Encoding Tests
CSV test files in UTF-8 (no BOM), UTF-8 with BOM, Shift_JIS, and CP932. For mojibake debugging and CSV import testing. Includes Japanese rows.
UTF-8(BOMなし)のCSVテストファイル
utf8.csv / 659 B
UTF-8 BOM付きのCSVテストファイル
utf8-bom.csv / 662 B
Shift_JISのCSVテストファイル
sjis.csv / 514 B
CP932(機種依存文字含む)のCSVテストファイル
cp932.csv / 518 B
Why character encoding tests matter
CSV files containing Japanese (or other non-ASCII) text often suffer mojibake due to encoding mismatches. Excel, for example, prefers UTF-8 with BOM, and tool support varies widely.

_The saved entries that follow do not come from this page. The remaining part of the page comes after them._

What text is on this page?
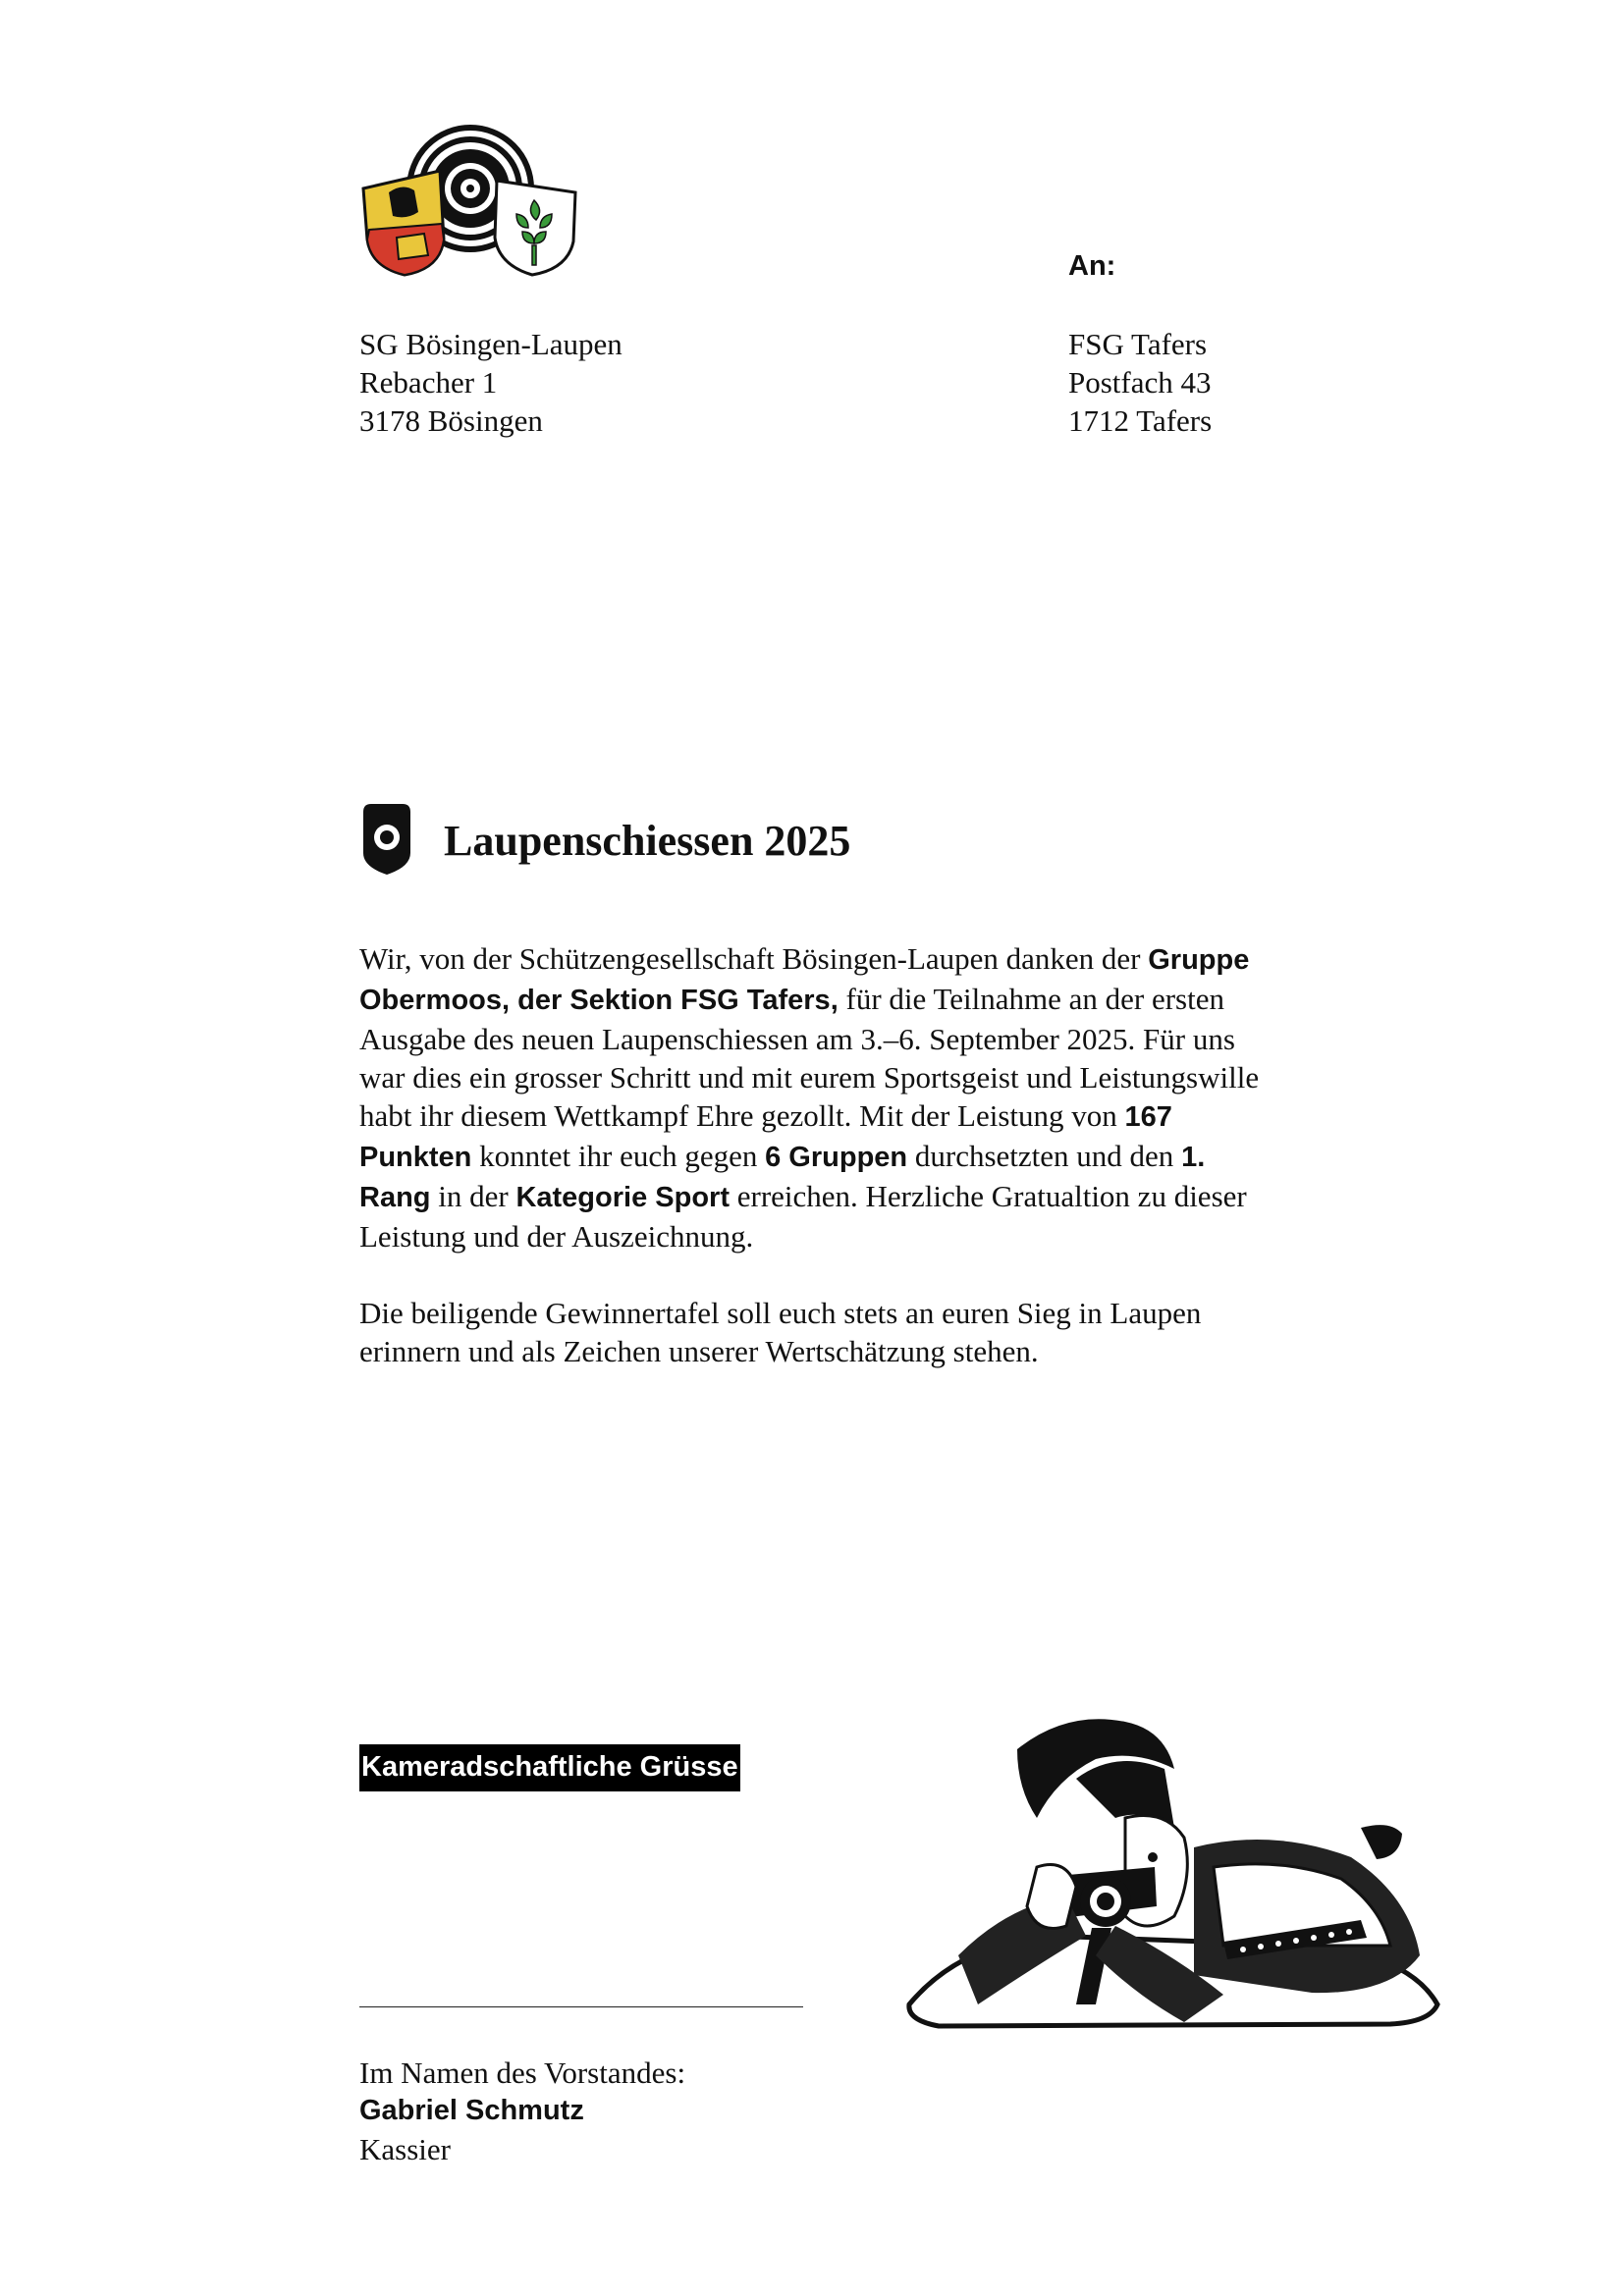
An:
SG Bösingen-Laupen
Rebacher 1
3178 Bösingen
FSG Tafers
Postfach 43
1712 Tafers
Laupenschiessen 2025

Wir, von der Schützengesellschaft Bösingen-Laupen danken der Gruppe Obermoos, der Sektion FSG Tafers, für die Teilnahme an der ersten Ausgabe des neuen Laupenschiessen am 3.–6. September 2025. Für uns war dies ein grosser Schritt und mit eurem Sportsgeist und Leistungswille habt ihr diesem Wettkampf Ehre gezollt. Mit der Leistung von 167 Punkten konntet ihr euch gegen 6 Gruppen durchsetzten und den 1. Rang in der Kategorie Sport erreichen. Herzliche Gratualtion zu dieser Leistung und der Auszeichnung.

Die beiligende Gewinnertafel soll euch stets an euren Sieg in Laupen erinnern und als Zeichen unserer Wertschätzung stehen.

Kameradschaftliche Grüsse
Im Namen des Vorstandes:
Gabriel Schmutz
Kassier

Use these test files to verify that your CSV importers and text-processing libraries handle each encoding correctly.
Key characteristics of common encodings
- UTF-8: The most common; default in most programming languages.
- UTF-8 BOM: Recommended for opening Japanese CSV in Excel. Prepends three bytes (EF BB BF).
- Shift_JIS: Widely used on Windows; some characters (like 〜, −) cause issues.
- CP932: Extended Shift_JIS that supports machine-dependent characters like 髙, 﨑.